Blazing World dibuka dengan sebuah puisi yang ditulis oleh William Cavendish, 1st Duke of Newcastle. Buku Cavendish menginspirasi soneta terkemuka yang ditulis oleh suaminya, William Cavendish, 1st Duke of Newcastle-upon-Tyne, yang merayakan kekuatan imajinatif istrinya. Soneta itu diikuti dengan sebuah surat untuk pembaca, yang ditulis oleh Margaret Cavendish sendiri. Dalam surat itu, Cavendish membagi Blazing World ke dalam tiga bagian. Bagian pertama "romantis', kedua "filosofis", dan ketiga "ajaib" atau "fantastis".

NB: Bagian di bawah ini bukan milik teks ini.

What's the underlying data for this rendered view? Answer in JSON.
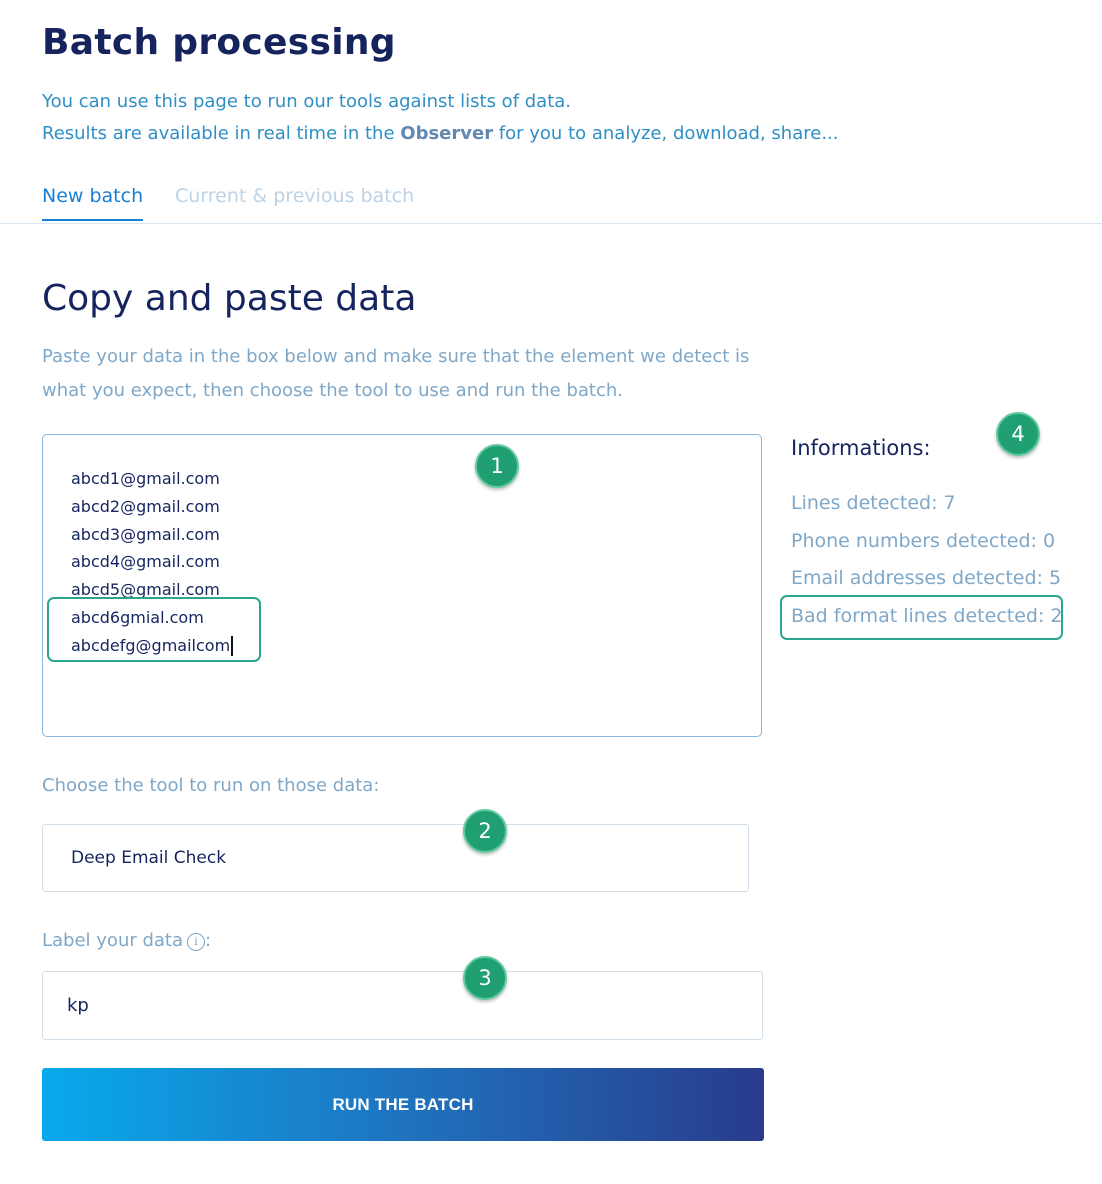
{
  "header": {
    "title": "Batch processing",
    "intro_line1": "You can use this page to run our tools against lists of data.",
    "intro_line2_prefix": "Results are available in real time in the ",
    "intro_line2_bold": "Observer",
    "intro_line2_suffix": " for you to analyze, download, share..."
  },
  "tabs": [
    {
      "label": "New batch",
      "active": true
    },
    {
      "label": "Current & previous batch",
      "active": false
    }
  ],
  "section": {
    "title": "Copy and paste data",
    "description": "Paste your data in the box below and make sure that the element we detect is what you expect, then choose the tool to use and run the batch."
  },
  "data_box": {
    "lines": [
      "abcd1@gmail.com",
      "abcd2@gmail.com",
      "abcd3@gmail.com",
      "abcd4@gmail.com",
      "abcd5@gmail.com",
      "abcd6gmial.com",
      "abcdefg@gmailcom"
    ]
  },
  "informations": {
    "title": "Informations:",
    "lines_detected": "Lines detected: 7",
    "phone_numbers": "Phone numbers detected: 0",
    "email_addresses": "Email addresses detected: 5",
    "bad_format": "Bad format lines detected: 2"
  },
  "tool": {
    "label": "Choose the tool to run on those data:",
    "selected": "Deep Email Check"
  },
  "data_label": {
    "label": "Label your data",
    "info_glyph": "i",
    "value": "kp"
  },
  "run_button": "RUN THE BATCH",
  "badges": [
    "1",
    "2",
    "3",
    "4"
  ],
  "colors": {
    "navy": "#16245e",
    "accent_blue": "#1a7fd4",
    "muted_blue": "#7fa7c8",
    "annotation_green": "#1f9f72",
    "highlight_border": "#2aa58e"
  }
}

Bagian pertama yang "romantis" mengisahkan seorang perempuan muda diculik dan tanpa dapat diduga dijadikan Kaisar Blazing World. Bagian kedua yang "filosofis" mengisahkan pengetahuan dan ketertarikan kaisar ini pada ilmu pengetahuan alam dan filsafat. Dia mendiskusikan topik-topik ini bersama para ilmuwan, filsuf, dan akademisi Blazing World. Di bagian "fantastis" yang terakhir, kaisar ini bertindak dalam peranannya sebagai pimpinan militer dalam sebuah invasi. Dia mengenakan berbagai permata dan bebatuan khusus yang membuatnya terlihat seperti dewa. Ketika perempuan kaisar ini merayakan kemenangan atas pertarungan lautnya, Blazing World sekali lagi digambarkan sebagai kekaisaran utopis.

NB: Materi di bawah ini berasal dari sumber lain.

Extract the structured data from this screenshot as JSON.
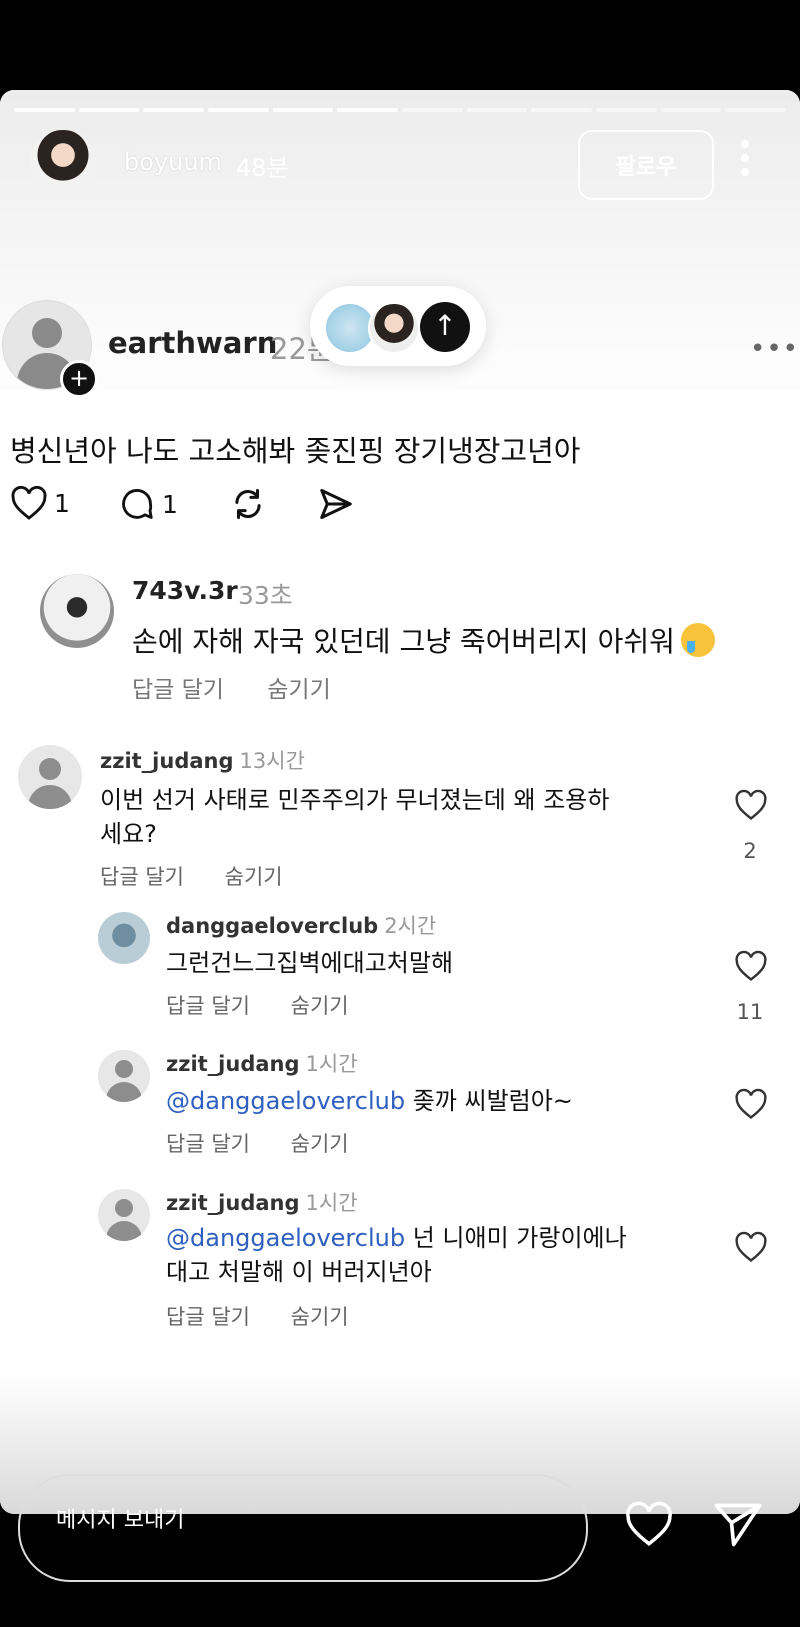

Akhirnya, Cavendish mengakhiri Blazing World dengan sebuah epilog bagi pembaca. Dalam epilog ini, dia menjelaskan alasannya menuliskan The Blazing World. Dia membandingkan penciptaan The Blazing World dengan penaklukkan Alexander Agung dan Julius Caesar.
Seorang perempuan muda memasuki dunia lain, menjadi kaisar satu masyarakat yang terdiri dari beragam spesies hewan yang berbicara, dan mengatur penyerbuan kembali ke dunianya, lengkap dengan kapal selam yang ditarik oleh "manusia ikan" dan "batu-batu api" yang dijatuhkan oleh "manusia burung" untuk mengacaukan musuh-musuh di kampung halamannya, Kerajaan Esfi.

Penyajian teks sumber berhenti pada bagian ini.